Razorpay raised funding to expand into Southeast Asia and scale up its business operations. Here are the top-line bullets you need to know.
India-based digital payment and business banking unicorn Razorpay has raised $160M in Series E funding. The round was co-led by GIC & Sequoia Capital India with participation from other prominent investors.
How’s the company performing?
- Bangalore, India-based Razorpay offers payment gateway services to SMEs and startups.
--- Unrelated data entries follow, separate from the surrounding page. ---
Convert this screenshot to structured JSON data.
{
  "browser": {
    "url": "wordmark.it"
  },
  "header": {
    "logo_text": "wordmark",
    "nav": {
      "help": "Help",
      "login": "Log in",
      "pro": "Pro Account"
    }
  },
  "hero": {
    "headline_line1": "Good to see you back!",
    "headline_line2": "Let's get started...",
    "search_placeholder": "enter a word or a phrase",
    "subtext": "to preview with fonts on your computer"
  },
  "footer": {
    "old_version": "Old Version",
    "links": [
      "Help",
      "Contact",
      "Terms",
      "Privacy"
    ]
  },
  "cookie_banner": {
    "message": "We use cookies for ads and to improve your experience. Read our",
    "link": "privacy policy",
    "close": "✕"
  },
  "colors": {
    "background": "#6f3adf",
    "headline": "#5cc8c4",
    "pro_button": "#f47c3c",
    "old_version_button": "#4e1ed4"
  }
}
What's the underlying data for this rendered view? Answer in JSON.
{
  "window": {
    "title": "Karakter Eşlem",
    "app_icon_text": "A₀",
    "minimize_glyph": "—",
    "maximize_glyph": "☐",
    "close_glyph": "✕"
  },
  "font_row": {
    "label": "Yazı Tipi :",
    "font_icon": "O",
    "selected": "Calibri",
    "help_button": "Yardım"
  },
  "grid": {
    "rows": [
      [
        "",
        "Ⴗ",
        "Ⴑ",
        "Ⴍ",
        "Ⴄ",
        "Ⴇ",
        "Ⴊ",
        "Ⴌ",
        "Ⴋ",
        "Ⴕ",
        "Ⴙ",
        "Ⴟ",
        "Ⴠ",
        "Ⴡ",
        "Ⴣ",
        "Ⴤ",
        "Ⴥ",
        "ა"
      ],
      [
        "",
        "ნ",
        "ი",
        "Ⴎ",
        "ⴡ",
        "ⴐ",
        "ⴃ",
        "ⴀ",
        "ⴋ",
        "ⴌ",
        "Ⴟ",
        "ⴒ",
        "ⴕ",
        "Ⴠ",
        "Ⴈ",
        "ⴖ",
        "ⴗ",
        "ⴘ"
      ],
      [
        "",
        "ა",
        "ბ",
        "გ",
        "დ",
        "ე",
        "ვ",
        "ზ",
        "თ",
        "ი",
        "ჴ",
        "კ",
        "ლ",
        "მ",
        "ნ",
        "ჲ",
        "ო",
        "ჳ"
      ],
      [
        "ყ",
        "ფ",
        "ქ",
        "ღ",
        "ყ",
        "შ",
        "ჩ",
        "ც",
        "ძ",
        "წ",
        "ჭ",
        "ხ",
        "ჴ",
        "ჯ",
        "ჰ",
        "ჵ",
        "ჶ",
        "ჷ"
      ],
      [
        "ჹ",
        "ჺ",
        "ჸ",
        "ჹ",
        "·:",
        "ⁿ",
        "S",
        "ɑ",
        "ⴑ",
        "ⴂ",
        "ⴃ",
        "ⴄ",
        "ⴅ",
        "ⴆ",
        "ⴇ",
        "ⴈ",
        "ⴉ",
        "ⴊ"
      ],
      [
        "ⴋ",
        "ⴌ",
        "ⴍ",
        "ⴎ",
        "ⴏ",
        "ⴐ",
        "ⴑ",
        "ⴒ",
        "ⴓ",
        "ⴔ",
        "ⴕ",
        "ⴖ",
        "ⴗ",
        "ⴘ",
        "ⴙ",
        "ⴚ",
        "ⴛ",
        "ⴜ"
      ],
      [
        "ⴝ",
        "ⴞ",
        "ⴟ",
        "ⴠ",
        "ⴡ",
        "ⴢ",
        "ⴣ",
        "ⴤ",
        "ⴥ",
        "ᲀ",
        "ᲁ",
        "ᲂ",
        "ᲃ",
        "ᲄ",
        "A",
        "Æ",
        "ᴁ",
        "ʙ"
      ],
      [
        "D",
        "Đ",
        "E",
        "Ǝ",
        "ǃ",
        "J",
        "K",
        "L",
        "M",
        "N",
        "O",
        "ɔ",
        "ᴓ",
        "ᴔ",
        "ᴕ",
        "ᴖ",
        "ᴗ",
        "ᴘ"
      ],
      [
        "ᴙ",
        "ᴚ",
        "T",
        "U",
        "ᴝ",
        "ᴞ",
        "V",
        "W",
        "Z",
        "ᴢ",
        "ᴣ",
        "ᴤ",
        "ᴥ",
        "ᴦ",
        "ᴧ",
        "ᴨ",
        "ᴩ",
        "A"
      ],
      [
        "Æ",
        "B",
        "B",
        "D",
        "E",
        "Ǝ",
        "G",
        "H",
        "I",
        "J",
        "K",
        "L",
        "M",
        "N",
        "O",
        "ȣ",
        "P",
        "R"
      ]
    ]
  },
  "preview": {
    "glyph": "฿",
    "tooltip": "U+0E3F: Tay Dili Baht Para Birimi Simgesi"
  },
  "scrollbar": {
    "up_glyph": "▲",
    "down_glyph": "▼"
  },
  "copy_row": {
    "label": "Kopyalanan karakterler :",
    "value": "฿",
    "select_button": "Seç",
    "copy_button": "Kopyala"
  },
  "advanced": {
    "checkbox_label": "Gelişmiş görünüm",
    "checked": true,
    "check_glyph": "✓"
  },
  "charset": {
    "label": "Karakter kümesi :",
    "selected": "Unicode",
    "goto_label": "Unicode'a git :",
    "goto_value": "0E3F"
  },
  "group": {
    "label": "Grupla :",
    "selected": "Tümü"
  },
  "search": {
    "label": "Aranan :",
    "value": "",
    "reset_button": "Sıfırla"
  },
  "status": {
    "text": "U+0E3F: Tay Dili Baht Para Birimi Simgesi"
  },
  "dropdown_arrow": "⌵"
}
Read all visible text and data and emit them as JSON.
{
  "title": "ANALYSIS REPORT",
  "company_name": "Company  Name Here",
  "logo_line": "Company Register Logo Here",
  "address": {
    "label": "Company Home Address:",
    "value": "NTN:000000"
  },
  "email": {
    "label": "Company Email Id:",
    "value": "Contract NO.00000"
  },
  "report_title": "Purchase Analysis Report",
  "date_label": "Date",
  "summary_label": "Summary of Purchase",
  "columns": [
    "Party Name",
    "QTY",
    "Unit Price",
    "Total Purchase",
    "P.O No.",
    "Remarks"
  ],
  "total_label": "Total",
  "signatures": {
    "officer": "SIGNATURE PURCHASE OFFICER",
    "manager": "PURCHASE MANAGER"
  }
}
- Its challenger banking arm, RazorpayX increased it customer base to 15,000 businesses since October 2020 and saw a transaction growth of 400% over the last year. In 2020, Razorpay Capital showed about $80M in lending, up from less than $40M in 2019.
- The company reportedly serves 5M merchants, including Facebook, Airtel, Ola, Zomato, Cred, and ICICI Prudential, among others.
- The company’s payment volume grew approximately 45% month-over-month in the last 6 months and it plans to reach $50B in total payment volume by the end of 2021. RazorPay has also reported a 2.6x increase in revenue, reaching INR 509 crores ($68M) in 2020.
- In 2019, Razorpay acquired Opfin, a payroll & HR management software firm, and Thirdwatch, which develops algorithms for real-time fraud prevention.
Why does the market matter?
- The digital payment market is projected to grow at a CAGR of 14.2% to reach a value of $154B (by 2025), according to a MarketsandMarkets report.
- The Covid-19 pandemic drove massive growth in e-commerce and digital transactions.